Multiple matches per topic. A topic about "prayer" surfaces twenty-two candidate moments across the corpus. Ranking matters here. The pipeline keeps the top three to five by relevance score, but exposes a "show more" path that re-queries with a higher candidate ceiling. The user does not have to scroll through twenty moments; the system makes the cut, and lets the user widen it on demand.

Documents that span multiple corpora. A semester syllabus references both the recorded lectures and a separate library of guest talks. The retrieval pipeline runs each topic against both indexes and merges results, with the source clearly labeled on each moment. The user does not care which corpus a result came from. They care that the syllabus is now navigable.

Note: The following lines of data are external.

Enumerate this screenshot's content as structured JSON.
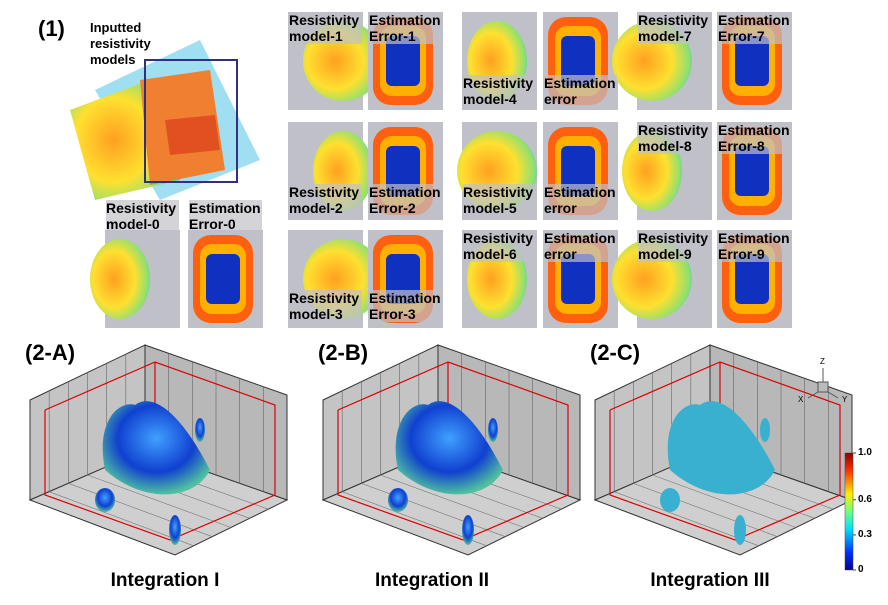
{
  "panel_1": {
    "label": "(1)",
    "inputs_label": "Inputted resistivity models",
    "tiles": [
      "Resistivity model-0",
      "Estimation Error-0",
      "Resistivity model-1",
      "Estimation Error-1",
      "Resistivity model-4",
      "Estimation error",
      "Resistivity model-7",
      "Estimation Error-7",
      "Resistivity model-2",
      "Estimation Error-2",
      "Resistivity model-5",
      "Estimation error",
      "Resistivity model-8",
      "Estimation Error-8",
      "Resistivity model-3",
      "Estimation Error-3",
      "Resistivity model-6",
      "Estimation error",
      "Resistivity model-9",
      "Estimation Error-9"
    ]
  },
  "panel_2": {
    "plots": [
      {
        "label": "(2-A)",
        "caption": "Integration I"
      },
      {
        "label": "(2-B)",
        "caption": "Integration II"
      },
      {
        "label": "(2-C)",
        "caption": "Integration III"
      }
    ],
    "axes": {
      "z": "Z",
      "x": "X",
      "y": "Y"
    },
    "colorbar": {
      "ticks": [
        {
          "value": 1,
          "label": "1.0"
        },
        0.6,
        0.3,
        0
      ],
      "range": [
        0,
        1
      ]
    }
  }
}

Re-extraction after document edits. A user updates their study guide. The system re-runs extraction, diffs the new topic list against the old one, and only re-queries the changed topics. Stable identifiers on topics make this safe. Moments attached to unchanged topics survive the edit.

What this unlocks

A user who uploads a document to a video platform is doing the system a favor. They are handing over a curated, structured map of what they care about. The platform that treats that document as a query plan — extract topics, retrieve moments, persist the alignment — turns its video corpus into something the user can navigate by their own thinking, not by the platform's search box.

The architecture is not new. It is the same retrieve-first, reason-second pattern, composed against the same transcript chunk index, with the same timestamp anchoring on the way out. What changes is the entry point. Instead of a query, the system accepts a document. Instead of a list of moments, it returns a tree.

The product feels different from search because it is different from search. Search makes the user do the indexing in their head. Document-driven retrieval lets the user hand the indexing problem to the system. The user reads their own study guide, and every section is already wired to the moments. That is the difference between a search box and intelligence.